The film follows Moana (named after a Polynesian word for ocean, and voiced by Auli’i Cravalho) on her quest to locate the pan-Pacific cultural hero Maui (Dwayne Johnson) and return the heart of the island goddess Te Fiti, a magical stone with the power to create life. Along the way to saving her people and understanding her own place in the world, she must overcome a host of obstacles, mythological and mundane, including the fire demon Ta Ka, her father’s insular outlook, and her own self doubts.

From casting a native Hawaiian actress to play the heroine to the ubiquitous vivid and surprisingly accurate representations of ancient Polynesian sailing, Moana does many things right. Some of its best elements include a Deadpool-esque sense of self-awareness (Maui calls Moana a princess at one point–when she denies it, he quips she must be one since she has a comedic animal sidekick) and Hamilton-creator Lin-Manuel Miranda’s catchy vocal numbers (especially Maui’s “You’re Welcome”), which are sure to be stuck in the collective head of popular culture for some time to come. Maui’s wonderfully animated and often opinionated tattoos are worth seeing the film by themselves, as they morph and merge to illustrate flashback information and convey character development.

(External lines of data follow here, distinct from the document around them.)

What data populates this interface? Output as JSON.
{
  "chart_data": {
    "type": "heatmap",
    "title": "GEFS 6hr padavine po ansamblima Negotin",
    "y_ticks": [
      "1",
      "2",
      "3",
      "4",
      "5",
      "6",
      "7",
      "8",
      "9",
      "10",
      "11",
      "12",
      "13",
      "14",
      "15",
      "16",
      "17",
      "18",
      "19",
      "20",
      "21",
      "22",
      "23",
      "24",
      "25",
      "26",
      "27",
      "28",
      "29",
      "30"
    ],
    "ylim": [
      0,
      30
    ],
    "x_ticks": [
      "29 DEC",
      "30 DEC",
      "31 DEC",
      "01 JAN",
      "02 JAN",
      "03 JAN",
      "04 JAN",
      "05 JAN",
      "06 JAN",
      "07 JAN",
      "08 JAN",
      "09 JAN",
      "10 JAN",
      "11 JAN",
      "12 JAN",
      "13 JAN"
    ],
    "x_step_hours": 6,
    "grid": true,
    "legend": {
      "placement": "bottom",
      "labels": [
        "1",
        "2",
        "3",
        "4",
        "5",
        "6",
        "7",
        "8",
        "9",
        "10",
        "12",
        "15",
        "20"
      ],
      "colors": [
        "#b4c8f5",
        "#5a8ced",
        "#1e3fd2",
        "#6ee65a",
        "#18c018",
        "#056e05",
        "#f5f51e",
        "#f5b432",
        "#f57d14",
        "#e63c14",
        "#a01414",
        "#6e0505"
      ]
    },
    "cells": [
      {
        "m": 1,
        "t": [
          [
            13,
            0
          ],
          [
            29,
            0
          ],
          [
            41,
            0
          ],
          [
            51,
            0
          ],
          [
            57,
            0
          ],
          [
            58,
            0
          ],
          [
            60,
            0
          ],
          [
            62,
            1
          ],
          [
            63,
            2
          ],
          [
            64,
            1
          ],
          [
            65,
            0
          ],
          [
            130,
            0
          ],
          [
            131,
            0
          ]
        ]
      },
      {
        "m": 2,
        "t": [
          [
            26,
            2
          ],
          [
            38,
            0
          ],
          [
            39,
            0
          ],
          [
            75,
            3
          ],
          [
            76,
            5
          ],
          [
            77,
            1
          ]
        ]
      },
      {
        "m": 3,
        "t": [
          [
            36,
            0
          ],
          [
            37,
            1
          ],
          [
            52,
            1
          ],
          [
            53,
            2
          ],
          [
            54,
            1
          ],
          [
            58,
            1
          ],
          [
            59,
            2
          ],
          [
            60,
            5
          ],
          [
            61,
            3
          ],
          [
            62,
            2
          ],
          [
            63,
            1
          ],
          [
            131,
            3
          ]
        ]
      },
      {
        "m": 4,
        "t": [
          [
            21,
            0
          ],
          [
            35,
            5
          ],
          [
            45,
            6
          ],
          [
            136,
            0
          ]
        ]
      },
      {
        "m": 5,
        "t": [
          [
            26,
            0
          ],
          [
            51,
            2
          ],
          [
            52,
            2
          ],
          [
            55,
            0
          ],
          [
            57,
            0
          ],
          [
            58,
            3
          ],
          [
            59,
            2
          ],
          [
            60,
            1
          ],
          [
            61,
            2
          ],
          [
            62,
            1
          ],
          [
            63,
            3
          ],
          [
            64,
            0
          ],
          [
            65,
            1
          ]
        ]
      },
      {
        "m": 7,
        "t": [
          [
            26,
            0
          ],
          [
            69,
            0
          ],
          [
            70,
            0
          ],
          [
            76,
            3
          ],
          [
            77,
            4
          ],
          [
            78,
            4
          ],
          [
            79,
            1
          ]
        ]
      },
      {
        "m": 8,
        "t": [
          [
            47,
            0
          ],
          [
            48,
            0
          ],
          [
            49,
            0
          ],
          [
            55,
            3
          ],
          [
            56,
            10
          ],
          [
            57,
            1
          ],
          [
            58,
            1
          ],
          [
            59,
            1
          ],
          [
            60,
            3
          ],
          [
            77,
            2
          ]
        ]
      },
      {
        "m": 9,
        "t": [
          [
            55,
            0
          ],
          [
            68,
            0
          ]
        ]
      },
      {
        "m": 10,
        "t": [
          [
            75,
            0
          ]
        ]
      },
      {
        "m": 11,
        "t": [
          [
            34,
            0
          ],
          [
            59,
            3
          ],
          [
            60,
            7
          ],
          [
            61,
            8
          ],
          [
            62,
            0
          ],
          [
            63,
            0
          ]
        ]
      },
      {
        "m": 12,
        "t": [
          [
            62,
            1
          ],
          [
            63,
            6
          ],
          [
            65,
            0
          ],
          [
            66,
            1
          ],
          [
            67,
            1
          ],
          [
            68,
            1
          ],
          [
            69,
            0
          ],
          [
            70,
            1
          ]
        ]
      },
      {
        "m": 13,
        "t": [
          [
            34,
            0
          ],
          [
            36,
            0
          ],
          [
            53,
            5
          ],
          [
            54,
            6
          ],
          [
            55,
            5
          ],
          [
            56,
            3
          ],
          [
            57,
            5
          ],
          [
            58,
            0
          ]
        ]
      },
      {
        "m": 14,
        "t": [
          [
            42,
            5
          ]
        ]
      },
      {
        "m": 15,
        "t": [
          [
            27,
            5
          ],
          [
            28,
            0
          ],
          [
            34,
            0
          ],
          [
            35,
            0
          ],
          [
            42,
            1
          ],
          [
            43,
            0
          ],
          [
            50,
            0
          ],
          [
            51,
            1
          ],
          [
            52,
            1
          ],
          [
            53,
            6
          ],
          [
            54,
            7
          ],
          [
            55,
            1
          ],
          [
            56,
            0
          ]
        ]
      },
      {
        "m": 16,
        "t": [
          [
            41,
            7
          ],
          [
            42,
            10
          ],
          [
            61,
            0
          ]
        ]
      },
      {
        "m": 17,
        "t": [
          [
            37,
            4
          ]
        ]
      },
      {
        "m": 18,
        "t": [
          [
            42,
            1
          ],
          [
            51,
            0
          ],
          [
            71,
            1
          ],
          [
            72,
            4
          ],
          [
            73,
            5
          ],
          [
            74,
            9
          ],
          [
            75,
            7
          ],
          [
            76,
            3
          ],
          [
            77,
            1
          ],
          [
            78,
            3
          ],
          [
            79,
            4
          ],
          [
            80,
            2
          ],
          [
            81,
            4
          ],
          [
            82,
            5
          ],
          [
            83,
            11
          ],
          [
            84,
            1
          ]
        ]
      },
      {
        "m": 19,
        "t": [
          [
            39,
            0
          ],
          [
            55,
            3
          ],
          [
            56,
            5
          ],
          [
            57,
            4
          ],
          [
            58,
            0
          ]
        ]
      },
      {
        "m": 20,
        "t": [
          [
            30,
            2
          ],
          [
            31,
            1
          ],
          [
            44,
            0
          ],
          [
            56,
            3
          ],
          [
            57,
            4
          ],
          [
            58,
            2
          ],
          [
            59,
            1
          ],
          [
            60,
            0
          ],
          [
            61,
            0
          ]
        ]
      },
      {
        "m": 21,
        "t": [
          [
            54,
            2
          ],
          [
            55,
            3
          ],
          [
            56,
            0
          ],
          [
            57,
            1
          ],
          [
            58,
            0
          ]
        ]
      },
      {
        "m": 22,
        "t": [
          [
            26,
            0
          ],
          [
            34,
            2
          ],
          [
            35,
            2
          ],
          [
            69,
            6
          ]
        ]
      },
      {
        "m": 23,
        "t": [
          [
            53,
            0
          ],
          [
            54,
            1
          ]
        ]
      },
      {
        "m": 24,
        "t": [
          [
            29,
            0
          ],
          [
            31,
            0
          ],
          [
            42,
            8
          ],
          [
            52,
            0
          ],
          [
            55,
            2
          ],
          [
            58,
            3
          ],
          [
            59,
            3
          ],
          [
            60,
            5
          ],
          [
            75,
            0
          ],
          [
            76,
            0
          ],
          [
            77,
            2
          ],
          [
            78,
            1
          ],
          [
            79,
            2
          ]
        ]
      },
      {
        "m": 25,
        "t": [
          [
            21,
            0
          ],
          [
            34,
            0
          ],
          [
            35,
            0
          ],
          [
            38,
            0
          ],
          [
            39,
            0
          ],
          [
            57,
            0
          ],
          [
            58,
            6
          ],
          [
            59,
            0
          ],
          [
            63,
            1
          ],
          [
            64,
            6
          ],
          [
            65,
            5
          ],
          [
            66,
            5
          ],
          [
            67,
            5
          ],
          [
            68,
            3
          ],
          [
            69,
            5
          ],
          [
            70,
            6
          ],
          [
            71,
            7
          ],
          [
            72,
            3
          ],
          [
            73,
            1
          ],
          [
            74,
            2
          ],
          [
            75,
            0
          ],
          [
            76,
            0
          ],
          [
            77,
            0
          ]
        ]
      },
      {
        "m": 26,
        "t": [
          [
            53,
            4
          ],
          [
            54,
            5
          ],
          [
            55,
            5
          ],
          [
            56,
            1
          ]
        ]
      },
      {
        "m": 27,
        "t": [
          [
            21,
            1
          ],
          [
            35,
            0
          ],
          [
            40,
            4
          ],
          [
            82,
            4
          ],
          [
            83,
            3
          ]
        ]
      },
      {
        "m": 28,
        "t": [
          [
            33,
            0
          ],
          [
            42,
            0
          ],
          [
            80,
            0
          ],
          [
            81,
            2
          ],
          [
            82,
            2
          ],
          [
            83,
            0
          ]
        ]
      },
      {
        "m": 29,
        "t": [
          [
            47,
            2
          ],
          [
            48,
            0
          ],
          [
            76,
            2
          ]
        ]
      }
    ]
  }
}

The movie’s few pitfalls mostly come from a misplaced sense of pluralism. The audience is presented with too many potential charismatic animal companions: the baby turtle Moana saves at the beginning is never heard from again, an adorable piglet briefly takes its place, and the writers finally settle on a moronic if strangely endearing rooster (or as one of the directors put it, “the dumbest character in the history of Disney animation”). Decide already, Disney!

On a grander scale, the film’s attempts at Polynesian mythological synthesis see the rich legendary background traditions sometimes acknowledged in motif, but more often obscured by a formulaic kids’ plot. Why not incorporate the Maori creator deities Rangi and Papa instead of Te Fiti? Hawaii’s volcano goddess Pele instead of Ta Ka, or her sister the sea deity Namaka instead of a generically personified ocean? Or the octopus monster Rogo-Tumu-Here from Tuamotu legends instead of the thieving crab Tamatoa?

Moana borrows from Frozen to some degree, but surpasses the latter’s notable ideas. Where Frozen exposes its love interest as secretly evil all along and resorts to sisterly solidarity, Moana dispenses with a romantic subplot entirely. Instead of letting the movie float along for a while without a central conflict before hurriedly shoehorning in a generic bad guy in the last 15 minutes, Moana’s consistent pace supports its rising action to the end, when the film reveals its villain was hardly what/who it seemed. In fact, ultimately there is no villain, except, in a thoroughly welcome turn… human-induced climate change.

A journey of self-discovery, strong environmentalist themes, and Lin-Manuel Miranda in one package. What’s not to like?